As it turned out, I had a good kind of cancer, the kind that can be cured. (Knock on wood. Po po po. Masses of salt over the shoulder.) The kind for which the cure is not a walk in the park, or even a walk through the hospital because, post-surgery, you end up swallowing so much radioactive iodine that you can’t hold your kids or get too close to anyone who ever wants to get pregnant. (A fact graciously shared with me from across the room by a nurse who wanted to get pregnant.)

It is also a cure that can make you feel so sick that you become a lifelong advocate of the medical marijuana that made you stop feeling sick. Indeed, you run around threatening to grow the stuff behind your house when the feds start manhandling California’s pot dispensaries. (In case anyone is planning to come visit, I don’t. I have a black thumb and a soft spot for our many, rose-eating gophers.)

But here I am.

With a very clear memory of when I didn’t think I’d be here. When a thoughtless and possibly evil doctor gave me some outdated articles (that turned out to have no relation whatsoever to my illness or to my prognosis) that seemed to suggest that I wouldn’t be around to raise my kids.

I don’t think about that much. But on my birthday, I do.

Here I am.

It was a very happy birthday.

Tuesday, January 3, 2012

Addicted to Television

There is nothing like the winter holiday season, a time of warmth, fellowship, good friends, and spiritual uplift, to remind a person (that would be me) of how addicted she is to television.

I do have an ever so slim excuse for this addiction.
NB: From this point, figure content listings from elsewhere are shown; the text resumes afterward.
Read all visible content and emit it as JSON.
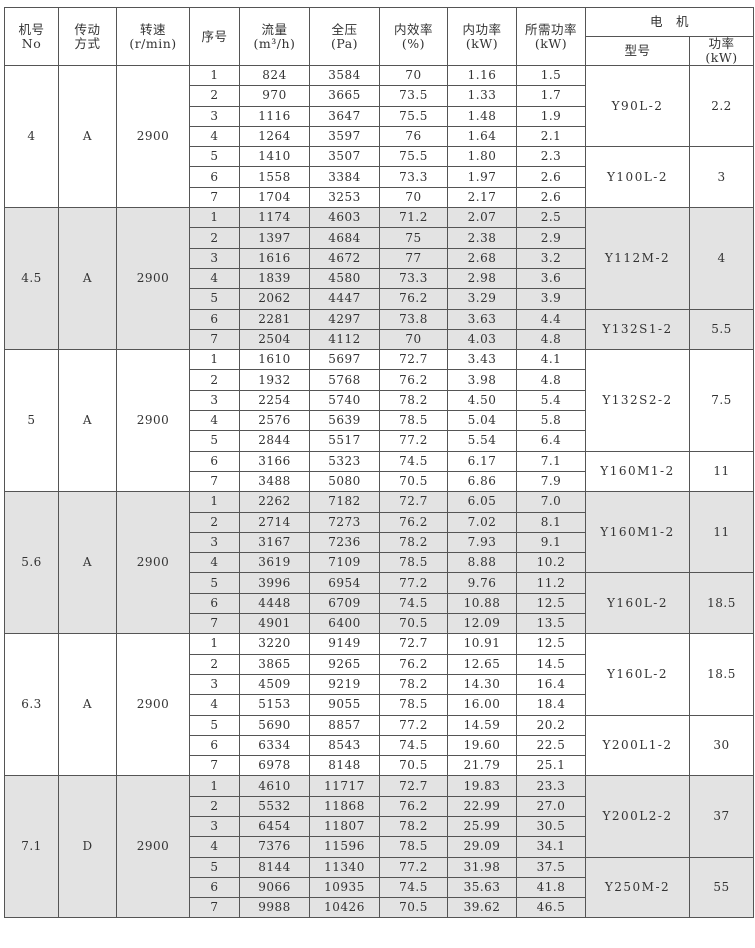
{
  "headers": {
    "no": [
      "机号",
      "No"
    ],
    "drive": [
      "传动",
      "方式"
    ],
    "speed": [
      "转速",
      "(r/min)"
    ],
    "seq": "序号",
    "flow": [
      "流量",
      "(m³/h)"
    ],
    "pressure": [
      "全压",
      "(Pa)"
    ],
    "eff": [
      "内效率",
      "(%)"
    ],
    "inpower": [
      "内功率",
      "(kW)"
    ],
    "reqpower": [
      "所需功率",
      "(kW)"
    ],
    "motor": "电　机",
    "motor_model": "型号",
    "motor_power": [
      "功率",
      "(kW)"
    ]
  },
  "groups": [
    {
      "no": "4",
      "drive": "A",
      "speed": "2900",
      "rows": [
        [
          "1",
          "824",
          "3584",
          "70",
          "1.16",
          "1.5"
        ],
        [
          "2",
          "970",
          "3665",
          "73.5",
          "1.33",
          "1.7"
        ],
        [
          "3",
          "1116",
          "3647",
          "75.5",
          "1.48",
          "1.9"
        ],
        [
          "4",
          "1264",
          "3597",
          "76",
          "1.64",
          "2.1"
        ],
        [
          "5",
          "1410",
          "3507",
          "75.5",
          "1.80",
          "2.3"
        ],
        [
          "6",
          "1558",
          "3384",
          "73.3",
          "1.97",
          "2.6"
        ],
        [
          "7",
          "1704",
          "3253",
          "70",
          "2.17",
          "2.6"
        ]
      ],
      "motors": [
        {
          "model": "Y90L-2",
          "power": "2.2",
          "rows": 4
        },
        {
          "model": "Y100L-2",
          "power": "3",
          "rows": 3
        }
      ]
    },
    {
      "no": "4.5",
      "drive": "A",
      "speed": "2900",
      "rows": [
        [
          "1",
          "1174",
          "4603",
          "71.2",
          "2.07",
          "2.5"
        ],
        [
          "2",
          "1397",
          "4684",
          "75",
          "2.38",
          "2.9"
        ],
        [
          "3",
          "1616",
          "4672",
          "77",
          "2.68",
          "3.2"
        ],
        [
          "4",
          "1839",
          "4580",
          "73.3",
          "2.98",
          "3.6"
        ],
        [
          "5",
          "2062",
          "4447",
          "76.2",
          "3.29",
          "3.9"
        ],
        [
          "6",
          "2281",
          "4297",
          "73.8",
          "3.63",
          "4.4"
        ],
        [
          "7",
          "2504",
          "4112",
          "70",
          "4.03",
          "4.8"
        ]
      ],
      "motors": [
        {
          "model": "Y112M-2",
          "power": "4",
          "rows": 5
        },
        {
          "model": "Y132S1-2",
          "power": "5.5",
          "rows": 2
        }
      ]
    },
    {
      "no": "5",
      "drive": "A",
      "speed": "2900",
      "rows": [
        [
          "1",
          "1610",
          "5697",
          "72.7",
          "3.43",
          "4.1"
        ],
        [
          "2",
          "1932",
          "5768",
          "76.2",
          "3.98",
          "4.8"
        ],
        [
          "3",
          "2254",
          "5740",
          "78.2",
          "4.50",
          "5.4"
        ],
        [
          "4",
          "2576",
          "5639",
          "78.5",
          "5.04",
          "5.8"
        ],
        [
          "5",
          "2844",
          "5517",
          "77.2",
          "5.54",
          "6.4"
        ],
        [
          "6",
          "3166",
          "5323",
          "74.5",
          "6.17",
          "7.1"
        ],
        [
          "7",
          "3488",
          "5080",
          "70.5",
          "6.86",
          "7.9"
        ]
      ],
      "motors": [
        {
          "model": "Y132S2-2",
          "power": "7.5",
          "rows": 5
        },
        {
          "model": "Y160M1-2",
          "power": "11",
          "rows": 2
        }
      ]
    },
    {
      "no": "5.6",
      "drive": "A",
      "speed": "2900",
      "rows": [
        [
          "1",
          "2262",
          "7182",
          "72.7",
          "6.05",
          "7.0"
        ],
        [
          "2",
          "2714",
          "7273",
          "76.2",
          "7.02",
          "8.1"
        ],
        [
          "3",
          "3167",
          "7236",
          "78.2",
          "7.93",
          "9.1"
        ],
        [
          "4",
          "3619",
          "7109",
          "78.5",
          "8.88",
          "10.2"
        ],
        [
          "5",
          "3996",
          "6954",
          "77.2",
          "9.76",
          "11.2"
        ],
        [
          "6",
          "4448",
          "6709",
          "74.5",
          "10.88",
          "12.5"
        ],
        [
          "7",
          "4901",
          "6400",
          "70.5",
          "12.09",
          "13.5"
        ]
      ],
      "motors": [
        {
          "model": "Y160M1-2",
          "power": "11",
          "rows": 4
        },
        {
          "model": "Y160L-2",
          "power": "18.5",
          "rows": 3
        }
      ]
    },
    {
      "no": "6.3",
      "drive": "A",
      "speed": "2900",
      "rows": [
        [
          "1",
          "3220",
          "9149",
          "72.7",
          "10.91",
          "12.5"
        ],
        [
          "2",
          "3865",
          "9265",
          "76.2",
          "12.65",
          "14.5"
        ],
        [
          "3",
          "4509",
          "9219",
          "78.2",
          "14.30",
          "16.4"
        ],
        [
          "4",
          "5153",
          "9055",
          "78.5",
          "16.00",
          "18.4"
        ],
        [
          "5",
          "5690",
          "8857",
          "77.2",
          "14.59",
          "20.2"
        ],
        [
          "6",
          "6334",
          "8543",
          "74.5",
          "19.60",
          "22.5"
        ],
        [
          "7",
          "6978",
          "8148",
          "70.5",
          "21.79",
          "25.1"
        ]
      ],
      "motors": [
        {
          "model": "Y160L-2",
          "power": "18.5",
          "rows": 4
        },
        {
          "model": "Y200L1-2",
          "power": "30",
          "rows": 3
        }
      ]
    },
    {
      "no": "7.1",
      "drive": "D",
      "speed": "2900",
      "rows": [
        [
          "1",
          "4610",
          "11717",
          "72.7",
          "19.83",
          "23.3"
        ],
        [
          "2",
          "5532",
          "11868",
          "76.2",
          "22.99",
          "27.0"
        ],
        [
          "3",
          "6454",
          "11807",
          "78.2",
          "25.99",
          "30.5"
        ],
        [
          "4",
          "7376",
          "11596",
          "78.5",
          "29.09",
          "34.1"
        ],
        [
          "5",
          "8144",
          "11340",
          "77.2",
          "31.98",
          "37.5"
        ],
        [
          "6",
          "9066",
          "10935",
          "74.5",
          "35.63",
          "41.8"
        ],
        [
          "7",
          "9988",
          "10426",
          "70.5",
          "39.62",
          "46.5"
        ]
      ],
      "motors": [
        {
          "model": "Y200L2-2",
          "power": "37",
          "rows": 4
        },
        {
          "model": "Y250M-2",
          "power": "55",
          "rows": 3
        }
      ]
    }
  ],
  "colors": {
    "shade": "#e3e3e3",
    "border": "#555555"
  }
}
One of my kids is a budding cinematographer and we get to sit around and marvel about the gorgeousness of the lighting of Mad Men and the gloriously well-shot Modern Family.
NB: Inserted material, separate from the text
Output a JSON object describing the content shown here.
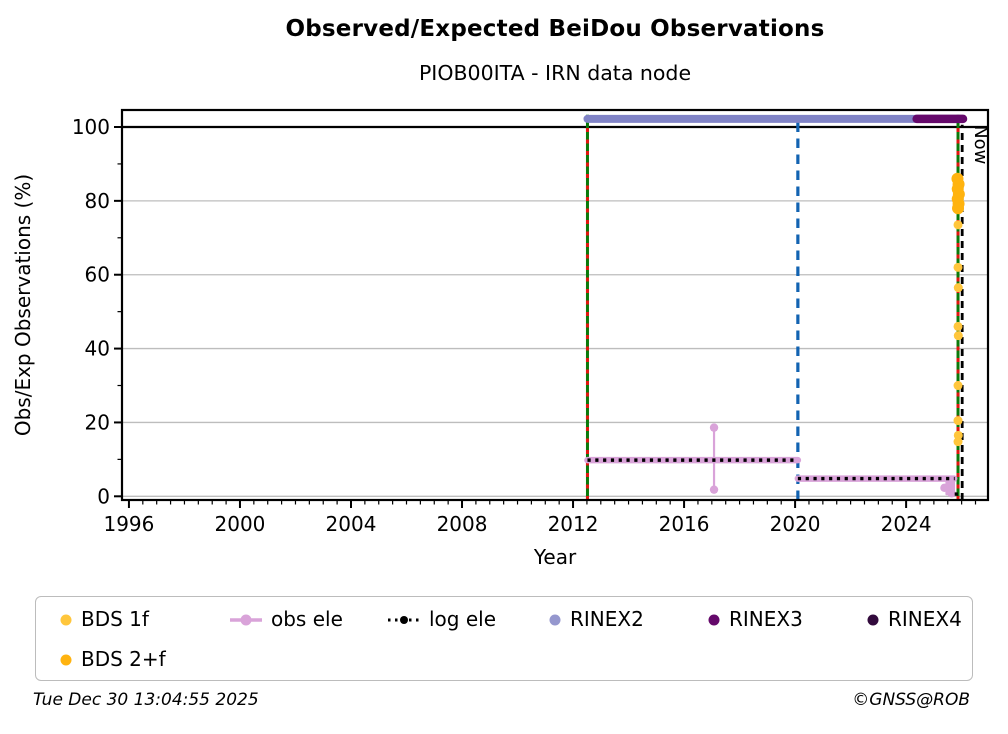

Unfortunately, this excuse is, how would you put it, a complete crock.

There is nothing educational, bonding-with-kid promoting, or pretty about me slamming around the family room, panting and throwing lovely, down-stuffed decorative pillows against the wall and screaming, “What do you mean Revenge isn’t back yet?” “Where the hell is Good Wife?”
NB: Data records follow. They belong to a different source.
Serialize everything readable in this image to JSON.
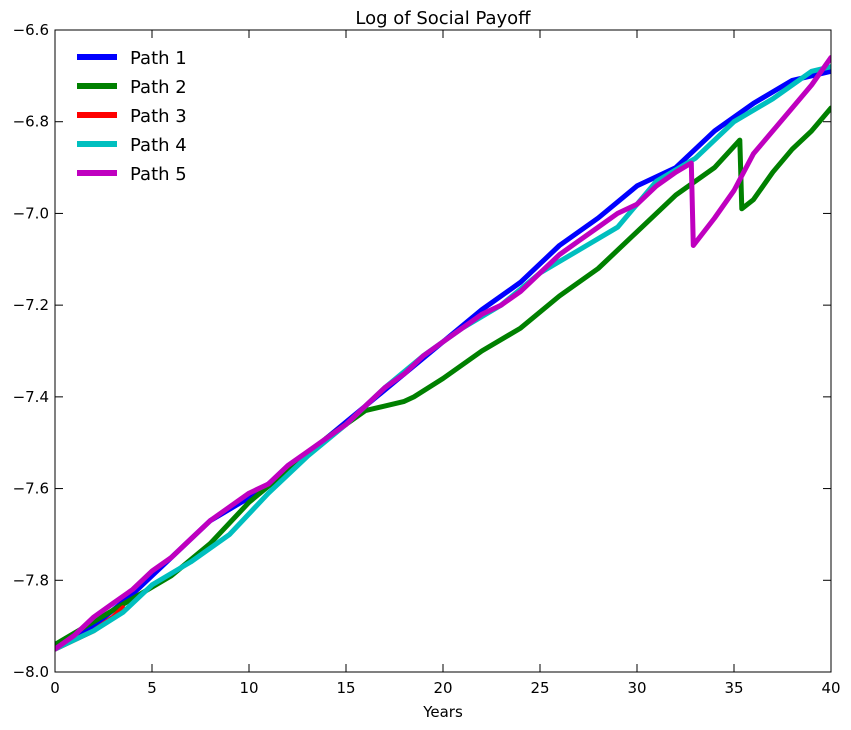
{
  "chart_data": {
    "type": "line",
    "title": "Log of Social Payoff",
    "xlabel": "Years",
    "ylabel": "",
    "xlim": [
      0,
      40
    ],
    "ylim": [
      -8.0,
      -6.6
    ],
    "x_ticks": [
      0,
      5,
      10,
      15,
      20,
      25,
      30,
      35,
      40
    ],
    "y_ticks": [
      -8.0,
      -7.8,
      -7.6,
      -7.4,
      -7.2,
      -7.0,
      -6.8,
      -6.6
    ],
    "x_tick_labels": [
      "0",
      "5",
      "10",
      "15",
      "20",
      "25",
      "30",
      "35",
      "40"
    ],
    "y_tick_labels": [
      "−8.0",
      "−7.8",
      "−7.6",
      "−7.4",
      "−7.2",
      "−7.0",
      "−6.8",
      "−6.6"
    ],
    "grid": false,
    "legend_position": "top-left",
    "series": [
      {
        "name": "Path 1",
        "color": "#0000ff",
        "points": [
          [
            0,
            -7.95
          ],
          [
            2,
            -7.9
          ],
          [
            4,
            -7.83
          ],
          [
            6,
            -7.75
          ],
          [
            8,
            -7.67
          ],
          [
            10,
            -7.62
          ],
          [
            12,
            -7.56
          ],
          [
            14,
            -7.49
          ],
          [
            16,
            -7.42
          ],
          [
            18,
            -7.35
          ],
          [
            20,
            -7.28
          ],
          [
            22,
            -7.21
          ],
          [
            24,
            -7.15
          ],
          [
            26,
            -7.07
          ],
          [
            28,
            -7.01
          ],
          [
            30,
            -6.94
          ],
          [
            32,
            -6.9
          ],
          [
            34,
            -6.82
          ],
          [
            36,
            -6.76
          ],
          [
            38,
            -6.71
          ],
          [
            40,
            -6.69
          ]
        ]
      },
      {
        "name": "Path 2",
        "color": "#008000",
        "points": [
          [
            0,
            -7.94
          ],
          [
            2,
            -7.89
          ],
          [
            4,
            -7.84
          ],
          [
            6,
            -7.79
          ],
          [
            8,
            -7.72
          ],
          [
            10,
            -7.63
          ],
          [
            12,
            -7.56
          ],
          [
            14,
            -7.49
          ],
          [
            16,
            -7.43
          ],
          [
            18,
            -7.41
          ],
          [
            18.5,
            -7.4
          ],
          [
            20,
            -7.36
          ],
          [
            22,
            -7.3
          ],
          [
            24,
            -7.25
          ],
          [
            26,
            -7.18
          ],
          [
            28,
            -7.12
          ],
          [
            30,
            -7.04
          ],
          [
            32,
            -6.96
          ],
          [
            34,
            -6.9
          ],
          [
            35.3,
            -6.84
          ],
          [
            35.4,
            -6.99
          ],
          [
            36,
            -6.97
          ],
          [
            37,
            -6.91
          ],
          [
            38,
            -6.86
          ],
          [
            39,
            -6.82
          ],
          [
            40,
            -6.77
          ]
        ]
      },
      {
        "name": "Path 3",
        "color": "#ff0000",
        "points": [
          [
            0,
            -7.95
          ],
          [
            1,
            -7.93
          ],
          [
            2,
            -7.91
          ],
          [
            3,
            -7.88
          ],
          [
            3.5,
            -7.86
          ]
        ]
      },
      {
        "name": "Path 4",
        "color": "#00bfbf",
        "points": [
          [
            0,
            -7.95
          ],
          [
            2,
            -7.91
          ],
          [
            3.5,
            -7.87
          ],
          [
            5,
            -7.81
          ],
          [
            7,
            -7.76
          ],
          [
            9,
            -7.7
          ],
          [
            11,
            -7.61
          ],
          [
            13,
            -7.53
          ],
          [
            15,
            -7.46
          ],
          [
            17,
            -7.38
          ],
          [
            19,
            -7.31
          ],
          [
            21,
            -7.25
          ],
          [
            23,
            -7.2
          ],
          [
            25,
            -7.13
          ],
          [
            27,
            -7.08
          ],
          [
            29,
            -7.03
          ],
          [
            31,
            -6.93
          ],
          [
            33,
            -6.88
          ],
          [
            35,
            -6.8
          ],
          [
            37,
            -6.75
          ],
          [
            39,
            -6.69
          ],
          [
            40,
            -6.68
          ]
        ]
      },
      {
        "name": "Path 5",
        "color": "#bf00bf",
        "points": [
          [
            0,
            -7.95
          ],
          [
            1,
            -7.92
          ],
          [
            2,
            -7.88
          ],
          [
            3,
            -7.85
          ],
          [
            4,
            -7.82
          ],
          [
            5,
            -7.78
          ],
          [
            6,
            -7.75
          ],
          [
            7,
            -7.71
          ],
          [
            8,
            -7.67
          ],
          [
            9,
            -7.64
          ],
          [
            10,
            -7.61
          ],
          [
            11,
            -7.59
          ],
          [
            12,
            -7.55
          ],
          [
            13,
            -7.52
          ],
          [
            14,
            -7.49
          ],
          [
            15,
            -7.46
          ],
          [
            16,
            -7.42
          ],
          [
            17,
            -7.38
          ],
          [
            18,
            -7.35
          ],
          [
            19,
            -7.31
          ],
          [
            20,
            -7.28
          ],
          [
            21,
            -7.25
          ],
          [
            22,
            -7.22
          ],
          [
            23,
            -7.2
          ],
          [
            24,
            -7.17
          ],
          [
            25,
            -7.13
          ],
          [
            26,
            -7.09
          ],
          [
            27,
            -7.06
          ],
          [
            28,
            -7.03
          ],
          [
            29,
            -7.0
          ],
          [
            30,
            -6.98
          ],
          [
            31,
            -6.94
          ],
          [
            32,
            -6.91
          ],
          [
            32.8,
            -6.89
          ],
          [
            32.9,
            -7.07
          ],
          [
            34,
            -7.01
          ],
          [
            35,
            -6.95
          ],
          [
            36,
            -6.87
          ],
          [
            37,
            -6.82
          ],
          [
            38,
            -6.77
          ],
          [
            39,
            -6.72
          ],
          [
            40,
            -6.66
          ]
        ]
      }
    ]
  }
}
And reassuring myself that I’m not actually that far gone -- at least I’m not hyperventilating in the absence of Survivor 17, Stranded in Waukegan, Illinois -- isn’t doing all that great a job of calming me down.

I mean, I’ve heard Laurie Halse Anderson’s inspirational talk about finding time to write, dedication, and commitment.

And so I ask myself, if not for my blood lust and inability to turn away from Emily Thorne wreaking havoc with all those evil, rich people with, btw, spectacular houses in the Hamptons, would my WIP that is due in 28 days be, say, finished? If not for The Good Wife, would I now be an expert on the folklore of the Sephardic diaspora?

Never mind that the answer to these questions is, No, I would be playing Scramble on my cell phone.

Does this mean I have to turn in my credentials as a literary type? Probably not. Last month my critique group of well-published doyennes of kidlit spent a good long time discussing Castle.